Beispielhaft für ein kleines Quartier mit 4 Gebäudekörpern und 35 Wohnungen mit rd. 2.450 m² Wohnfläche werden für energetische Maßnahmen und die Umstellung von Gasheizungen – sowohl Zentralheizungen als auch Etagenheizungen – auf eine klimaneutrale Energieversorgung Investitionsmittel von rund 2,6 Mio. Euro benötigt. Unter Berücksichtigung der geplanten Förderung verbleibt eine Investitionssumme von 1,9 Mio. Euro bei der Margarethe Krupp- Stiftung. Dies ließe sich nur bei einer möglichen Mietanpassung von etwa 2,50 Euro/m² Wohnfläche umsetzen – eine enorme Herausforderung für beide Seiten. Insbesondere, wenn der Bestand nach aktueller Einstufung der Energieeffizienzklasse ‚F‘ bereits bis 2030 im CO2-Ausstoß deutlich gesenkt werden muss. Die derzeit laufenden Verhandlungen rund um die EU-Gebäuderichtlinie kommen als weitere Herausforderung auf bereits jetzt erschwerte Umstände obendrauf.

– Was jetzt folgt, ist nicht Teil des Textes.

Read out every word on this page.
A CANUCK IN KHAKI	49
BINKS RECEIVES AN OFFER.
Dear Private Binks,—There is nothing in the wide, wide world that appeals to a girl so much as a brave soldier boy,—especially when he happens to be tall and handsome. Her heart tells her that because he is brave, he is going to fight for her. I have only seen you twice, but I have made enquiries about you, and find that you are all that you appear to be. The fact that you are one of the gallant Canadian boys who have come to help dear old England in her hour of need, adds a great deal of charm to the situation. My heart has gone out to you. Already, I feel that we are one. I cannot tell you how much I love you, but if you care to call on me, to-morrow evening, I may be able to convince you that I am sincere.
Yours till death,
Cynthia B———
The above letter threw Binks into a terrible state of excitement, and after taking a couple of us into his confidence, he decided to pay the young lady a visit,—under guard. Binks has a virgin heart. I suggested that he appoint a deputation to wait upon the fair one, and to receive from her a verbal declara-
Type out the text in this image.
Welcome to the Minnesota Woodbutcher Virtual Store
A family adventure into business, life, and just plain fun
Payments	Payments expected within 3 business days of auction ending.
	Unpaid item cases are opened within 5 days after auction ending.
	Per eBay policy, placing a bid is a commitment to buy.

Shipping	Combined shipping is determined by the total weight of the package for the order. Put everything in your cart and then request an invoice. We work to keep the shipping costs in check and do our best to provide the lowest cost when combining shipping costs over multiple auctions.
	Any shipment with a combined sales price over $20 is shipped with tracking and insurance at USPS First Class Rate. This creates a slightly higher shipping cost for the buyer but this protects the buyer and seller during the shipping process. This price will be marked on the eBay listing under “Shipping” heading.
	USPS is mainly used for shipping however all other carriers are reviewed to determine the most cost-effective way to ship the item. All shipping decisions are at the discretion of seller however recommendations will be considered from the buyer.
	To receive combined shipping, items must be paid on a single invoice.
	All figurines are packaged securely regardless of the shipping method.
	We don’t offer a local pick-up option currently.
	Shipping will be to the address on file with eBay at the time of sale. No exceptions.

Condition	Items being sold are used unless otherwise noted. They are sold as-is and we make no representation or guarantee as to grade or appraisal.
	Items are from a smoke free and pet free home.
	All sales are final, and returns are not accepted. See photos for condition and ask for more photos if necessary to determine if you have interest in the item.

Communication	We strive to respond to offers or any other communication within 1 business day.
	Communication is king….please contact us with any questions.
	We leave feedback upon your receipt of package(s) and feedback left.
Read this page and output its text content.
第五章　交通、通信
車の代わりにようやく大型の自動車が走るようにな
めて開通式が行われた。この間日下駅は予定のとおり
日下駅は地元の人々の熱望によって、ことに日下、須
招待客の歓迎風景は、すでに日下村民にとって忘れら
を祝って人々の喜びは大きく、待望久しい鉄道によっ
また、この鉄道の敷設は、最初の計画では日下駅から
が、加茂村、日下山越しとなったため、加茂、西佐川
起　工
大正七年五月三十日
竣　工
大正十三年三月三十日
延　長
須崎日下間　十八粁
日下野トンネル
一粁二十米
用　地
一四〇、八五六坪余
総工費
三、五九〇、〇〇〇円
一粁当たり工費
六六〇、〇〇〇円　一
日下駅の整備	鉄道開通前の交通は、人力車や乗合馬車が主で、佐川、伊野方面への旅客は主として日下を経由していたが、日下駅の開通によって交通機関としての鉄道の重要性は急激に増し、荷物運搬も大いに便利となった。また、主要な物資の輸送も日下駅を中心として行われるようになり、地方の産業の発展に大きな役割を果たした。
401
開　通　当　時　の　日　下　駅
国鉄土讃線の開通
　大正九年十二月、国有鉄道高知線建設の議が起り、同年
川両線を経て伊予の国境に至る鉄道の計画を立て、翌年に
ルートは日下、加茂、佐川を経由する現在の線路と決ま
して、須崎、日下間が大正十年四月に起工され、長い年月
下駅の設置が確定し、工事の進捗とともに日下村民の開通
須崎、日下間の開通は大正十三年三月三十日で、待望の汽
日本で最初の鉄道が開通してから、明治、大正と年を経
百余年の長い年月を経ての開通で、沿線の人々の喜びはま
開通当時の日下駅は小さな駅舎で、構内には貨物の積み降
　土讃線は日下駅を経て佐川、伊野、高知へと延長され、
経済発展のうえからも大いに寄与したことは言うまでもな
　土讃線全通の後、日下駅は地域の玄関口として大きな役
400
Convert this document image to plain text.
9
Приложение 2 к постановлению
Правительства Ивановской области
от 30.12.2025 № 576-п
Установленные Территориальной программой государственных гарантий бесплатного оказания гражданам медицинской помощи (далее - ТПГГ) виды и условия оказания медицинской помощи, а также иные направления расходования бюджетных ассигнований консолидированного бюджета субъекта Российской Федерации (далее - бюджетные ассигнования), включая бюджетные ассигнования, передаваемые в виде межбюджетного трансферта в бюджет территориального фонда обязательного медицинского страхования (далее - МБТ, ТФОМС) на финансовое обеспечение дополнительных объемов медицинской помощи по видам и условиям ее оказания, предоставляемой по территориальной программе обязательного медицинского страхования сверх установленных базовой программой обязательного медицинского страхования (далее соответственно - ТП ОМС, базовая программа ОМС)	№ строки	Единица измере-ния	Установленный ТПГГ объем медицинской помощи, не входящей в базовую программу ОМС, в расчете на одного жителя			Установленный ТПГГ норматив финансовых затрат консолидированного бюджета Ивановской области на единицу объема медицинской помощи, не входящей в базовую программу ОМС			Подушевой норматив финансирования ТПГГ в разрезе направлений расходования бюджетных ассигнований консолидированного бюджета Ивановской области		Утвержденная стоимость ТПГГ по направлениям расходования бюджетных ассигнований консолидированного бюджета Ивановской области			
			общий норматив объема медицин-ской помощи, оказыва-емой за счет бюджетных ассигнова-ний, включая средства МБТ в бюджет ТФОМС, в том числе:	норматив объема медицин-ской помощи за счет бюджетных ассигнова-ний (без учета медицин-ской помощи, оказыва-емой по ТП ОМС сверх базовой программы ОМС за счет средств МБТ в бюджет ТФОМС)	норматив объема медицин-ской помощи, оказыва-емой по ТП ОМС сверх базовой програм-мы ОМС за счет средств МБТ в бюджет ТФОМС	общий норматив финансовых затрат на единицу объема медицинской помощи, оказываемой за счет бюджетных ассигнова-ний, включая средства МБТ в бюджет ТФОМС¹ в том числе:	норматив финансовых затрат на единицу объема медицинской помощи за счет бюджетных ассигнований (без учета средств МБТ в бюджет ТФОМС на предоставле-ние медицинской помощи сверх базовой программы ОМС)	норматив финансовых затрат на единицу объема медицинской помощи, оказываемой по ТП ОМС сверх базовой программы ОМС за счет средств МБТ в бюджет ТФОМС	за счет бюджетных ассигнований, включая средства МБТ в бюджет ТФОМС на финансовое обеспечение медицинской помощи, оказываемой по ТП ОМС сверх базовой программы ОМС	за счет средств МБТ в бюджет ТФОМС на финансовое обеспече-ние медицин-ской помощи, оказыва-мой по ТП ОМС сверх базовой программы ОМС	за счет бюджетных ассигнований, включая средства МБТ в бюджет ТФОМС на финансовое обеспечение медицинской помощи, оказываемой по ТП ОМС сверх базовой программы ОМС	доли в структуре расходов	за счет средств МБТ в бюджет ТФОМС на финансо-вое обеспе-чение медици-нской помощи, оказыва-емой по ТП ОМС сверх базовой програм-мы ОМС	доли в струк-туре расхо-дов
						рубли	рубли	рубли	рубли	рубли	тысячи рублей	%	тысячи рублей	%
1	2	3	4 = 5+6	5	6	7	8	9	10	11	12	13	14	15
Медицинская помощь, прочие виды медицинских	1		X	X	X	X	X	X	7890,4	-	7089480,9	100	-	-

Die Margarethe Krupp-Stiftung setzt sich mit dieser Situation intensiv auseinander, benötigt jedoch für die historisch relevanten Gebäudebestände Ausnahmeregeln bzw. Verbesserungen der Fördermöglichkeiten, um die Mehrkosten wirtschaftlich tragen zu können. Das derzeitige Problem liegt vor allem darin, dass die wirtschaftlichen Aufwendungen für die klimapolitischen Ziele weder stiftungsseitig noch für die Mieterinnen und Mieter in unseren Bestandswohnungen tragfähig sind. Trotz aller Schwierigkeiten verfolgt die Margarethe Krupp-Stiftung natürlich das Ziel eines klimaneutralen Wohnungsbestandes bis zum Jahr 2045 – Gehen wir es an!

Die Mehrkosten, die durch eine energetische Modernisierung für Mieterinnen und Mieter entstehen würden, schätzt Michael Flachmann, MKS-Vorstand, auf etwa 2,50 Euro pro Quadratmeter – für einige Haushalte nur unter großen Anstrengungen bezahlbar.